Microsoft, Wolfram and the Future of Computable Data
With the recent addition of Wolfram|Alpha knowledge to Microsoft Office 365, Wolfram has now delivered computational knowledge integration projects to four of the five biggest tech companies in the world. Products central to the business of these big companies, such as Apple’s Siri and now Microsoft Excel, rely on Wolfram to deliver knowledge and computation, on demand and at scale.
Why do these top organizations come to Wolfram?
The answer has two parts.
1. Wolfram Does Computable Data
Data is cheap, and there is no end to suppliers of data on every topic. But data alone isn’t enough. For data to be actionable—so that you can find meaningful insights and make better, informed decisions—it must be set up in a way that is immediately usable in a wide range of computations. Wolfram is the only company to make that a practical reality consistently across multiple domains.
Think of the places where you get information and consider the level that they reach on Wolfram’s computable data scale. You’ll quickly see that they typically fall far short of level 10: data suitable for repeated, systematic computations.
But does this careful design and curation matter? “Search” as an approach ignores this completely, and the data you get is typically level 1 or 2, but that is why there is very little computational insight across web-sourced data, and what little there is requires immense human effort. There are plenty of specialized data sources where computation can be done within a narrow domain, but that is because a developer has worked out the reports and computations for specific queries.
Even the simplest computation, such as adding two data points, is dangerous with raw data unless you bring a human developer in to answer key questions. Are numbers in the same units? Are they categorized and labeled the same way? If they are dates, are they in the same date system/time zone/time granularity? If the data is comprised of images, sound or videos, are they the same sample rates, number of channels and colorspace? What if they are time series but of different lengths or different sample rates?

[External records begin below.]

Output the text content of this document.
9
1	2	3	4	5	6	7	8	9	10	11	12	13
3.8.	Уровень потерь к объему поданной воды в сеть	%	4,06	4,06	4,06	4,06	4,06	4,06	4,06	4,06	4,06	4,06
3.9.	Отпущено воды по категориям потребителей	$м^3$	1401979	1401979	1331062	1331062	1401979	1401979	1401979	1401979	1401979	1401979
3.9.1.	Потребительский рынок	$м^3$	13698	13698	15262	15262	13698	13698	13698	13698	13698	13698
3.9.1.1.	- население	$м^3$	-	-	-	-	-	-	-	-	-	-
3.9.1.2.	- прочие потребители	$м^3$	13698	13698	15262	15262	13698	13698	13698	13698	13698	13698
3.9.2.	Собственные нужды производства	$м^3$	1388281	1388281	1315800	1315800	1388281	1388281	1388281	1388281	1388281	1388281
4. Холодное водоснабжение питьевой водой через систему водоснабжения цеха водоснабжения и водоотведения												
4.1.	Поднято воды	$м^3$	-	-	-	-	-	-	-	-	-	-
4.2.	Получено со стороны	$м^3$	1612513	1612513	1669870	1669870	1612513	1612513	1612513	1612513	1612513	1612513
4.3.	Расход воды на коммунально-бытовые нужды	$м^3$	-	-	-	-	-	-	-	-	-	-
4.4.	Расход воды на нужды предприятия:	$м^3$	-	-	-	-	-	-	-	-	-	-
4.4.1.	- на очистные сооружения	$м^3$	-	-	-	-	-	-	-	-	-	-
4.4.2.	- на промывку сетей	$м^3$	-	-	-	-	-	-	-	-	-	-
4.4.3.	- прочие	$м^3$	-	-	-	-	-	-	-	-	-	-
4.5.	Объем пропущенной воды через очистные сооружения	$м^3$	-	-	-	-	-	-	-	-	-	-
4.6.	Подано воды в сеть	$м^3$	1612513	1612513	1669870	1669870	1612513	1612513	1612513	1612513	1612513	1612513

This is important for the “question-and-answer” integration that Wolfram provides for digital assistants, but it is vital for live data to be reusable within Excel.
Computable data works.
2. Wolfram Is Serious
Having unique technology isn’t enough. Plenty of startups have smart ideas. But when a $292 billion company like Microsoft wants to use technology to add power to one of its most important products, reliability is paramount—not only reliable technology but also, more importantly, a reliable organization. With over 30 years of experience, Wolfram hasn’t just built great technology: it’s built processes, a team and a culture.
Because other companies know that Wolfram runs very high-traffic websites plus the existing API feeds to Apple’s Siri and others without major incident; that we have technical service teams around the world solving data science problems and building custom solutions for companies across many industries; and even that we have maintained steady business practices with our customers over the long term, they know that we’re the right company to work with. Smart, yes, but smart with a solid reputation too.

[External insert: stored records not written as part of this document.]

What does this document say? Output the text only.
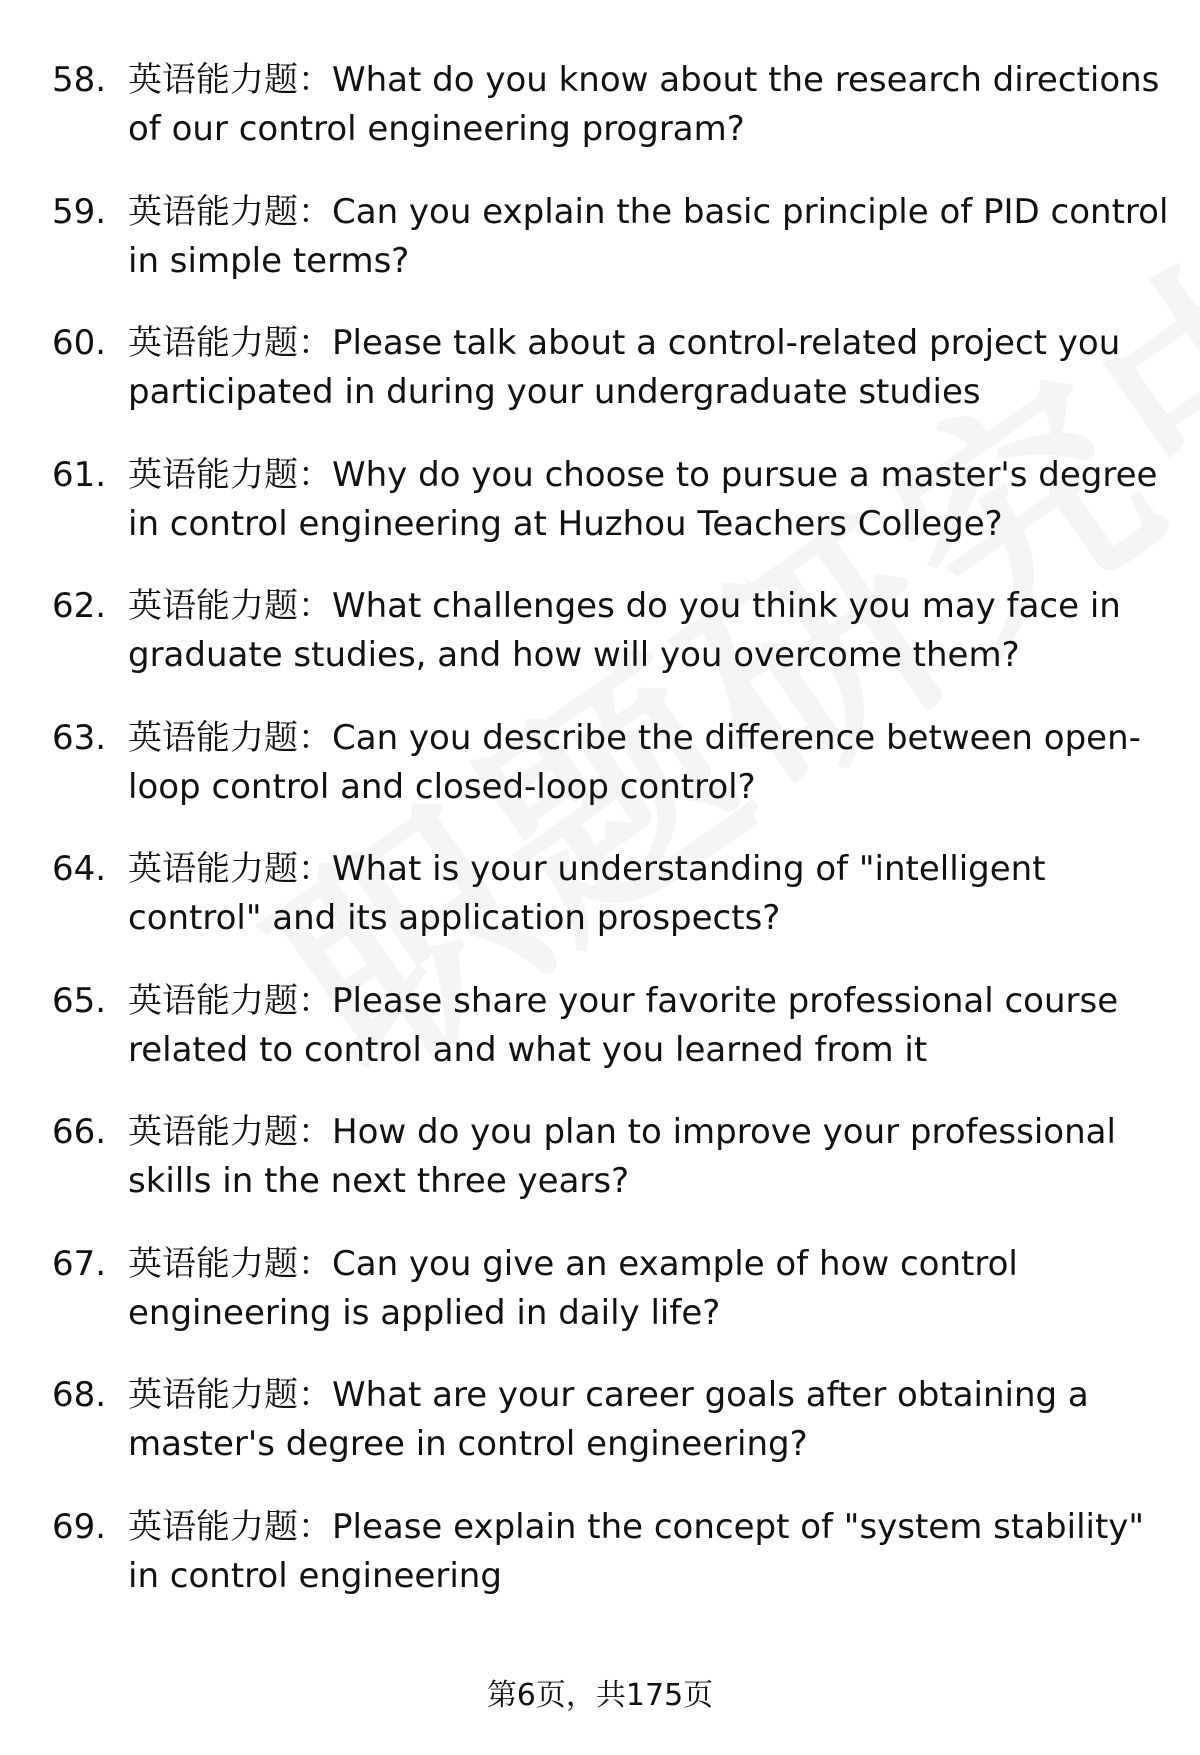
58. 英语能力题：What do you know about the research directions of our control engineering program?
59. 英语能力题：Can you explain the basic principle of PID control in simple terms?
60. 英语能力题：Please talk about a control-related project you participated in during your undergraduate studies
61. 英语能力题：Why do you choose to pursue a master's degree in control engineering at Huzhou Teachers College?
62. 英语能力题：What challenges do you think you may face in graduate studies, and how will you overcome them?
63. 英语能力题：Can you describe the difference between open-loop control and closed-loop control?
64. 英语能力题：What is your understanding of "intelligent control" and its application prospects?
65. 英语能力题：Please share your favorite professional course related to control and what you learned from it
66. 英语能力题：How do you plan to improve your professional skills in the next three years?
67. 英语能力题：Can you give an example of how control engineering is applied in daily life?
68. 英语能力题：What are your career goals after obtaining a master's degree in control engineering?
69. 英语能力题：Please explain the concept of "system stability" in control engineering
第6页，共175页
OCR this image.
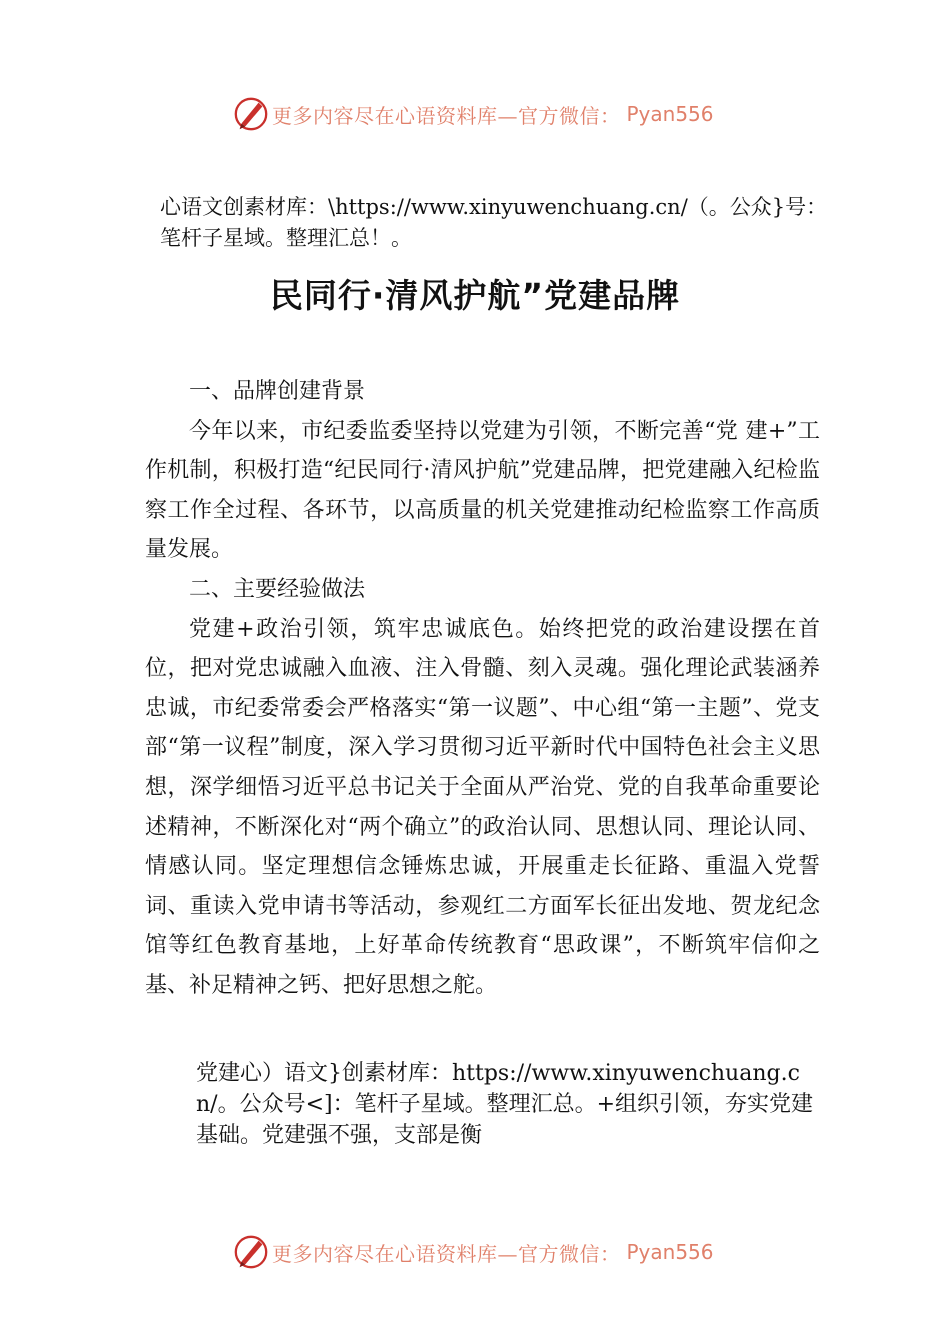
更多内容尽在心语资料库—官方微信： Pyan556
心语文创素材库：\https://www.xinyuwenchuang.cn/（。公众}号：笔杆子星域。整理汇总！。
民同行·清风护航”党建品牌
一、品牌创建背景

今年以来，市纪委监委坚持以党建为引领，不断完善“党 建+”工作机制，积极打造“纪民同行·清风护航”党建品牌，把党建融入纪检监察工作全过程、各环节，以高质量的机关党建推动纪检监察工作高质量发展。

二、主要经验做法

党建+政治引领，筑牢忠诚底色。始终把党的政治建设摆在首位，把对党忠诚融入血液、注入骨髓、刻入灵魂。强化理论武装涵养忠诚，市纪委常委会严格落实“第一议题”、中心组“第一主题”、党支部“第一议程”制度，深入学习贯彻习近平新时代中国特色社会主义思想，深学细悟习近平总书记关于全面从严治党、党的自我革命重要论述精神，不断深化对“两个确立”的政治认同、思想认同、理论认同、情感认同。坚定理想信念锤炼忠诚，开展重走长征路、重温入党誓词、重读入党申请书等活动，参观红二方面军长征出发地、贺龙纪念馆等红色教育基地，上好革命传统教育“思政课”，不断筑牢信仰之基、补足精神之钙、把好思想之舵。

党建心）语文}创素材库：https://www.xinyuwenchuang.cn/。公众号<]：笔杆子星域。整理汇总。+组织引领，夯实党建基础。党建强不强，支部是衡
更多内容尽在心语资料库—官方微信： Pyan556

The Wolfram Language is the power behind global computation, from consumer access via the world’s major intelligent assistants to millions of daily queries being answered directly through Wolfram|Alpha to expert computable use within Mathematica through licenses purchased by the world’s major commercial research labs and universities (and sometimes even entire countries). With the Microsoft 365 Excel integration, another ecosystem of 750 million users will make computable use of the Wolfram Knowledgebase.
Wolfram is how the world computes with knowledge.